Egypt’s ousted President Mohamed Morsi is being charged with handing over national security documents to Qatar, the state prosecutor says.
Relations between Egypt and Qatar have been strained since the military ousted Mohamed Morsi in July 2013 after protests against his one-year rule.
Qatar supports the Muslim Brotherhood, the Islamist group to which he belongs.
He faces several trials for charges including espionage. He has called the court illegitimate.
Several other Muslim Brotherhood leaders, as well as hundreds of ordinary members, have already been sentenced to death.
A crackdown by the authorities over the past year has seen more than 1,400 people killed and 16,000 others detained, rights activists say.
Mohamed Morsi will be tried for having “handed over to Qatari intelligence documents linked to national security… in exchange for $1 million”, the prosecutor said in a statement quoted by AFP news agency.
He was accused of passing on the files via Doha-based TV network Al Jazeera.
When the allegations emerged in August, Al Jazeera told Reuters: “Any information Al Jazeera receives is handled with the highest standard of journalistic ethics.
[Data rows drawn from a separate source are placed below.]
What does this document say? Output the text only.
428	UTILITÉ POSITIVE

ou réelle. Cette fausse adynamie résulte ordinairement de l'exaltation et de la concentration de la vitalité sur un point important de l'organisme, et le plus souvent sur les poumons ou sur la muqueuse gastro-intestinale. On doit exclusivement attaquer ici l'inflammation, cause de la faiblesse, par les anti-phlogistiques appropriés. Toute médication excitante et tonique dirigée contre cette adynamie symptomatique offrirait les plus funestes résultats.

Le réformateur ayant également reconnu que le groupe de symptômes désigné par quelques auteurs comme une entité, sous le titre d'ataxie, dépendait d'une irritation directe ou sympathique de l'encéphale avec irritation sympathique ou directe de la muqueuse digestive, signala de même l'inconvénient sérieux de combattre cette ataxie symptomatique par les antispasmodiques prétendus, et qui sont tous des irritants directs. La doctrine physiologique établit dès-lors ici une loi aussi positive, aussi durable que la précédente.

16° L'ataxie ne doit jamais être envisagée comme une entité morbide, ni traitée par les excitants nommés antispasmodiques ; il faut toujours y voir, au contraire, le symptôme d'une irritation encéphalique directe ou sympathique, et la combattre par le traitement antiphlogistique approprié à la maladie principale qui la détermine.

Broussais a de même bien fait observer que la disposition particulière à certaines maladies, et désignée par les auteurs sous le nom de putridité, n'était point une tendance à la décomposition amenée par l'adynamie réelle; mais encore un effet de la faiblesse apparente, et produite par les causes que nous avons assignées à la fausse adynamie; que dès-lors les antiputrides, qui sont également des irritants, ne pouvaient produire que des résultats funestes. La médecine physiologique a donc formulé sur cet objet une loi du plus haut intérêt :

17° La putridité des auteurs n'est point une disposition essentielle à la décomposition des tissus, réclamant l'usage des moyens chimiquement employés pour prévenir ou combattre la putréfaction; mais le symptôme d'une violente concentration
We do not therefore comment on sources, or pass information to governments.”
Last June, a court in Egypt sentenced three Al Jazeera English journalists to between seven and 10 years in prison after convicting them charges including of spreading false news.
The three journalists have strenuously denied the charges and plan to appeal.
The court decision was criticized by journalists and human rights groups, who have campaigned for their release.